O réu foi citado por carta registada com aviso de recepção para, querendo, contestar, com a legal cominação.
O réu contestou impugnando parte da factualidade articulada pelo autor na petição inicial, negando que não tenha acompanhado a execução da obra e concluindo pela total improcedência da acção invocando para o efeito, em síntese: - a prescrição da obrigação de indemnizar accionada pelo autor em virtude do autor ter tido conhecimento das desconformidades que estribam as suas pretensões indemnizatórias entre Janeiro e Maio de 2005; - que alertou o empreiteiro para a existência de diversas desconformidades relativamente ao projecto, respondendo este que tais alterações tinham sido da responsabilidade do engenheiro autor do projecto; - que manifestou a opinião técnica de que a obra não obedecia aos requisitos legais e regulamentares concordando com as conclusões dos relatórios periciais apresentados pelo autor, sugerindo e convencendo o empreiteiro a demolir o edificado e a erigir nova estrutura; - que o autor renunciou a eventual direito de indemnização contra o réu ao optar pela via da responsabilidade contratual e restauração natural, que a presente demanda depois do autor ter optado expressamente pela via da restauração natural por parte do empreiteiro constitui abuso de direito na modalidade de venire contra factum proprium; - que no caso em apreço não se preenche o requisito da ilicitude do facto e que o réu nunca atestou que as obras se encontravam em conformidade com as normas legais e regulamentares em vigor; - que as normas legais que poderiam ser eventualmente violadas com a conduta do réu apenas tutelam interesses públicos ao nível de urbanismo, da higiene e da segurança, não tutelando o interesse do autor; - que falta o requisito do nexo de causalidade.

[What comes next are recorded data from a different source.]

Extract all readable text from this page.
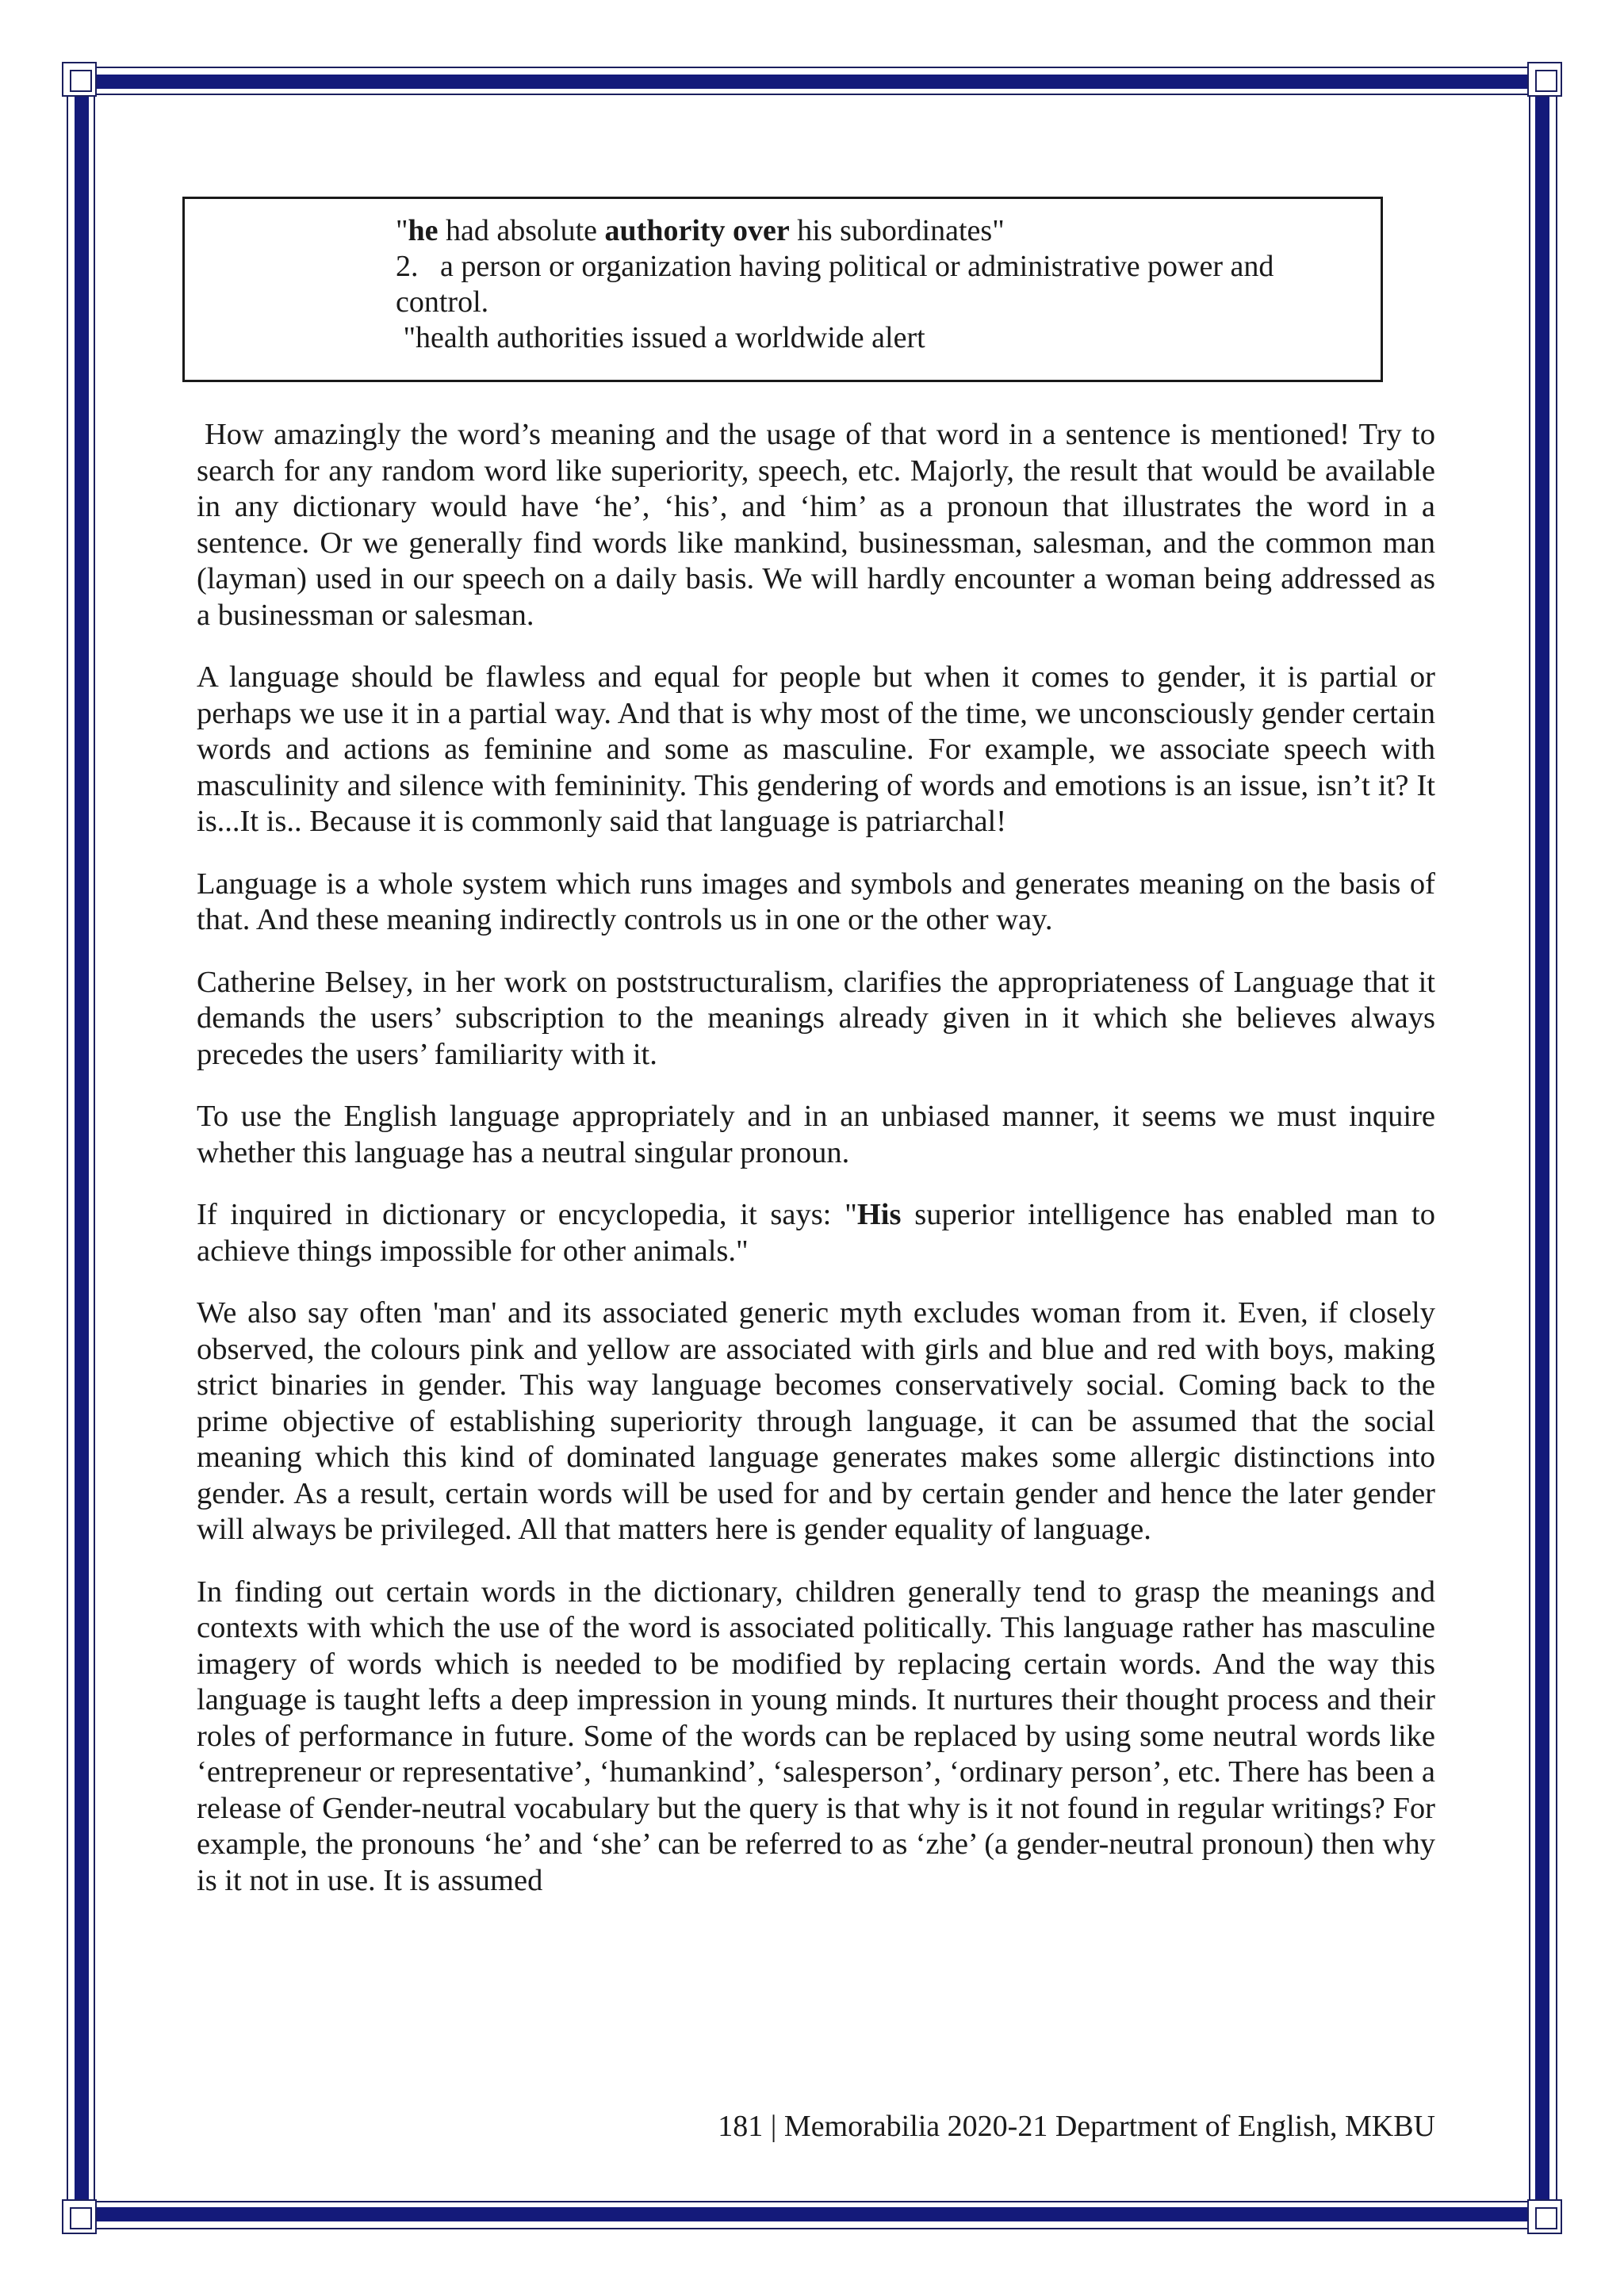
"he had absolute authority over his subordinates"
2. a person or organization having political or administrative power and
control.
"health authorities issued a worldwide alert

How amazingly the word’s meaning and the usage of that word in a sentence is mentioned! Try to search for any random word like superiority, speech, etc. Majorly, the result that would be available in any dictionary would have ‘he’, ‘his’, and ‘him’ as a pronoun that illustrates the word in a sentence. Or we generally find words like mankind, businessman, salesman, and the common man (layman) used in our speech on a daily basis. We will hardly encounter a woman being addressed as a businessman or salesman.

A language should be flawless and equal for people but when it comes to gender, it is partial or perhaps we use it in a partial way. And that is why most of the time, we unconsciously gender certain words and actions as feminine and some as masculine. For example, we associate speech with masculinity and silence with femininity. This gendering of words and emotions is an issue, isn’t it? It is...It is.. Because it is commonly said that language is patriarchal!

Language is a whole system which runs images and symbols and generates meaning on the basis of that. And these meaning indirectly controls us in one or the other way.

Catherine Belsey, in her work on poststructuralism, clarifies the appropriateness of Language that it demands the users’ subscription to the meanings already given in it which she believes always precedes the users’ familiarity with it.

To use the English language appropriately and in an unbiased manner, it seems we must inquire whether this language has a neutral singular pronoun.

If inquired in dictionary or encyclopedia, it says: "His superior intelligence has enabled man to achieve things impossible for other animals."

We also say often 'man' and its associated generic myth excludes woman from it. Even, if closely observed, the colours pink and yellow are associated with girls and blue and red with boys, making strict binaries in gender. This way language becomes conservatively social. Coming back to the prime objective of establishing superiority through language, it can be assumed that the social meaning which this kind of dominated language generates makes some allergic distinctions into gender. As a result, certain words will be used for and by certain gender and hence the later gender will always be privileged. All that matters here is gender equality of language.

In finding out certain words in the dictionary, children generally tend to grasp the meanings and contexts with which the use of the word is associated politically. This language rather has masculine imagery of words which is needed to be modified by replacing certain words. And the way this language is taught lefts a deep impression in young minds. It nurtures their thought process and their roles of performance in future. Some of the words can be replaced by using some neutral words like ‘entrepreneur or representative’, ‘humankind’, ‘salesperson’, ‘ordinary person’, etc. There has been a release of Gender-neutral vocabulary but the query is that why is it not found in regular writings? For example, the pronouns ‘he’ and ‘she’ can be referred to as ‘zhe’ (a gender-neutral pronoun) then why is it not in use. It is assumed

181 | Memorabilia 2020-21 Department of English, MKBU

O autor replicou alegando que só a 04 de Janeiro de 2006 ficou a saber que as desconformidades de que suspeitava eram reais, que a acta subscrita pelo réu a 04 de Janeiro de 2006 tem efeito interruptivo da prescrição, que a aceitação do desempenho das funções de responsável técnico por parte do réu implica a garantia perante o dono da obra, a entidade licenciadora, a Ordem dos Engenheiros e quaisquer outras entidades intervenientes no processo de licenciamento a conformidade da construção com as especificações do projecto aprovado e as normas legais e regulamentares aplicáveis, concluindo pela improcedência das excepções arguidas pelo réu.
A 23 de Abril de 2009, a pretexto de a acção ter por base uma relação obrigacional, declarou-se a incompetência relativa da Vara Mista de Coimbra, determinando-se a remessa dos autos para o Tribunal Judicial da Comarca de Cantanhede, tribunal do lugar da residência do réu.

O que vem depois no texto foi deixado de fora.